What are the symptoms telling us?

This is an excerpt from my new book, Organizational Psychology for Managers

Earlier, we discussed the process of looking at symptoms as the route to finding the problem. The danger here is that we become too focused on the symptoms. Treating the symptoms will often make us feel better in the short term, but only serves to mask the real problem. For example, if your car is making a weird knocking noise from one wheel, you can simply deal with the symptom by closing the windows and turning the music up. As they said on Car Talk, this approach works great until your axle breaks and the wheel comes off.

Of course, knowing that we get focused on symptoms isn’t the real question. The real question at this point is, why do we get focused on symptoms? The answer is because they’re there. Symptoms are easy to see and they seem easy to deal with. Making a symptom go away feels good. For a short time, everything appears to be working.
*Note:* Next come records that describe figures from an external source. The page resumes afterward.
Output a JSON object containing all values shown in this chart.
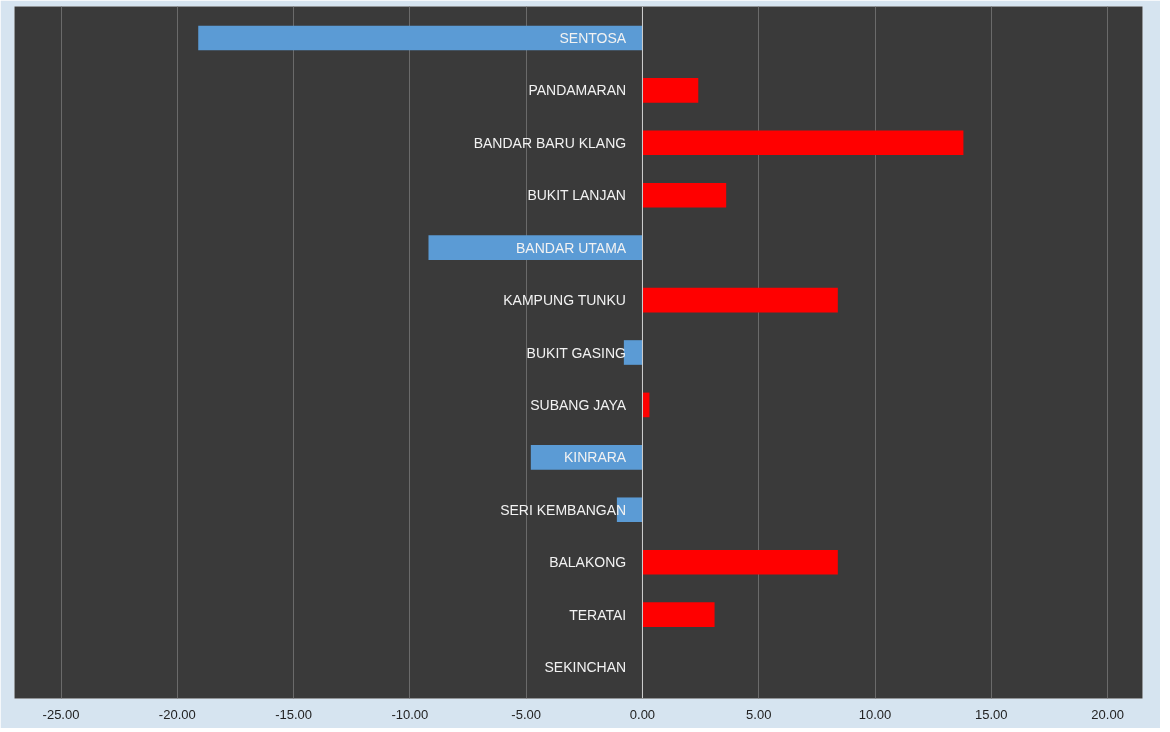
{
  "chart_data": {
    "type": "bar",
    "orientation": "horizontal",
    "categories": [
      "SENTOSA",
      "PANDAMARAN",
      "BANDAR BARU KLANG",
      "BUKIT LANJAN",
      "BANDAR UTAMA",
      "KAMPUNG TUNKU",
      "BUKIT GASING",
      "SUBANG JAYA",
      "KINRARA",
      "SERI KEMBANGAN",
      "BALAKONG",
      "TERATAI",
      "SEKINCHAN"
    ],
    "values": [
      -19.1,
      2.4,
      13.8,
      3.6,
      -9.2,
      8.4,
      -0.8,
      0.3,
      -4.8,
      -1.1,
      8.4,
      3.1,
      0
    ],
    "colors": [
      "#5b9bd5",
      "#ff0000",
      "#ff0000",
      "#ff0000",
      "#5b9bd5",
      "#ff0000",
      "#5b9bd5",
      "#ff0000",
      "#5b9bd5",
      "#5b9bd5",
      "#ff0000",
      "#ff0000",
      "#ff0000"
    ],
    "xlim": [
      -27,
      21.5
    ],
    "xticks": [
      {
        "value": -25,
        "label": "-25.00"
      },
      {
        "value": -20,
        "label": "-20.00"
      },
      {
        "value": -15,
        "label": "-15.00"
      },
      {
        "value": -10,
        "label": "-10.00"
      },
      {
        "value": -5,
        "label": "-5.00"
      },
      {
        "value": 0,
        "label": "0.00"
      },
      {
        "value": 5,
        "label": "5.00"
      },
      {
        "value": 10,
        "label": "10.00"
      },
      {
        "value": 15,
        "label": "15.00"
      },
      {
        "value": 20,
        "label": "20.00"
      }
    ],
    "grid": "x"
  }
}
In one technology company, one of the engineering teams couldn’t make decisions. Now, we’ve looked at decision making from several different angles, and we therefore know that we’re looking at a symptom. There are any number of factors that can cause this symptom to appear:

  1. We could be looking at a so-called leaderless team. As we’ve discussed, leaderless teams don’t work. This is one of the reasons why.
  2. The team could be using wrong decision making method for the organizational culture or for the team’s stage of development. Stage one teams that attempt to use voting systems often end up stuck. Stage two teams are particularly resistant to directive leadership.
  3. Lack of engagement: if the team isn’t committed, it isn’t really taking the decision seriously. As a result, and note that this is an additional symptom, no one is asking questions or pushing back on ideas.
  4. Perceived lack of control: if the team doesn’t believe that their actions will matter, they won’t try. Decisions are a ritual they go through even though they “know” it won’t matter.

Indeed, even the basic problem, “can’t make decisions,” can mean different things: are decisions being made but not implemented? Are decisions not being made at all? Are they being made and then revisited and second-guessed? Each of these scenarios present different symptoms and point to different underlying problems.